Equations of Motion Formulation of a Pendulum Containing N-point Masses

TL;DR

This paper develops a compact, efficient formulation of the equations of motion for an n-point mass pendulum using Lagrange mechanics and vector methods, and explores the limit as the number of masses approaches infinity.

Contribution

It introduces a unified, concise equation formulation for n-point mass pendulums and analyzes their behavior as the number of masses becomes very large.

Findings

Derived a compact form of equations of motion for n-point mass pendulums.

Showed that as the number of masses approaches infinity, the system converges to a hanging rope.
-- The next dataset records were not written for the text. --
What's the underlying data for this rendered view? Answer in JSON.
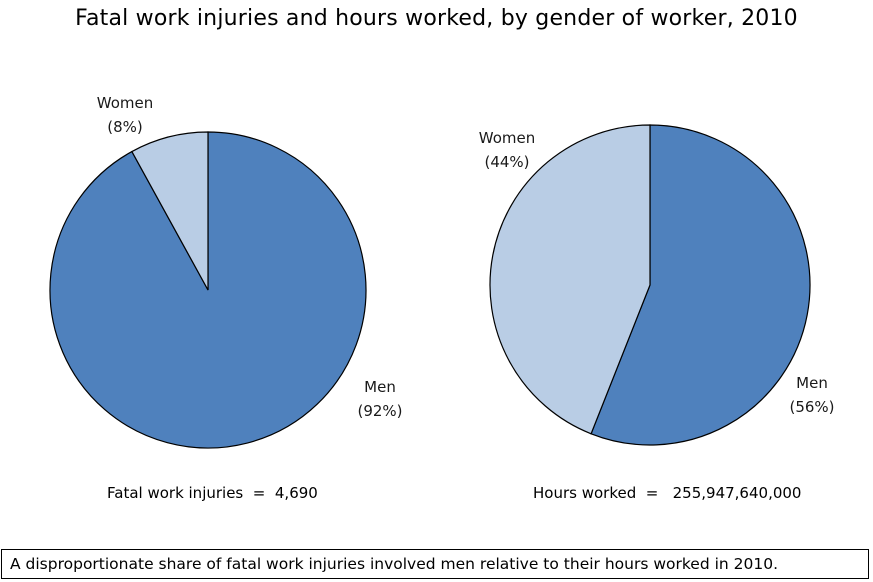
{
  "colors": {
    "men": "#4f81bd",
    "women": "#b9cde5",
    "outline": "#000000"
  },
  "chart_data": [
    {
      "type": "pie",
      "title": "Fatal work injuries and hours worked, by gender of worker, 2010",
      "slices": [
        {
          "name": "Men",
          "percent_label": "(92%)",
          "value": 92
        },
        {
          "name": "Women",
          "percent_label": "(8%)",
          "value": 8
        }
      ],
      "caption": "Fatal work injuries  =  4,690"
    },
    {
      "type": "pie",
      "slices": [
        {
          "name": "Men",
          "percent_label": "(56%)",
          "value": 56
        },
        {
          "name": "Women",
          "percent_label": "(44%)",
          "value": 44
        }
      ],
      "caption": "Hours worked  =   255,947,640,000"
    }
  ],
  "footnote": "A disproportionate share of fatal work injuries involved men relative to their hours worked in 2010."
}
Compared efficiency of the new formulation with traditional methods.

Abstract

This paper presents a general formulation of equations of motion of a pendulum with n point mass by use of two different methods. The first one is obtained by using Lagrange Mechanics and mathematical induction(inspection), and the second one is derived by defining a vector. Today, these equations can be obtained by employing numerous programs; however, this study gives a very compact form of these equations that is more efficient than solving Euler-Lagrange Equations for every pendulum with more complex structures than simple or double pendulum. Additionally, we investigate what will happen to our n-point mass system when we take limit as number of point masses goes infinity under well-defined assumptions. We find out that it converges to hanging rope system.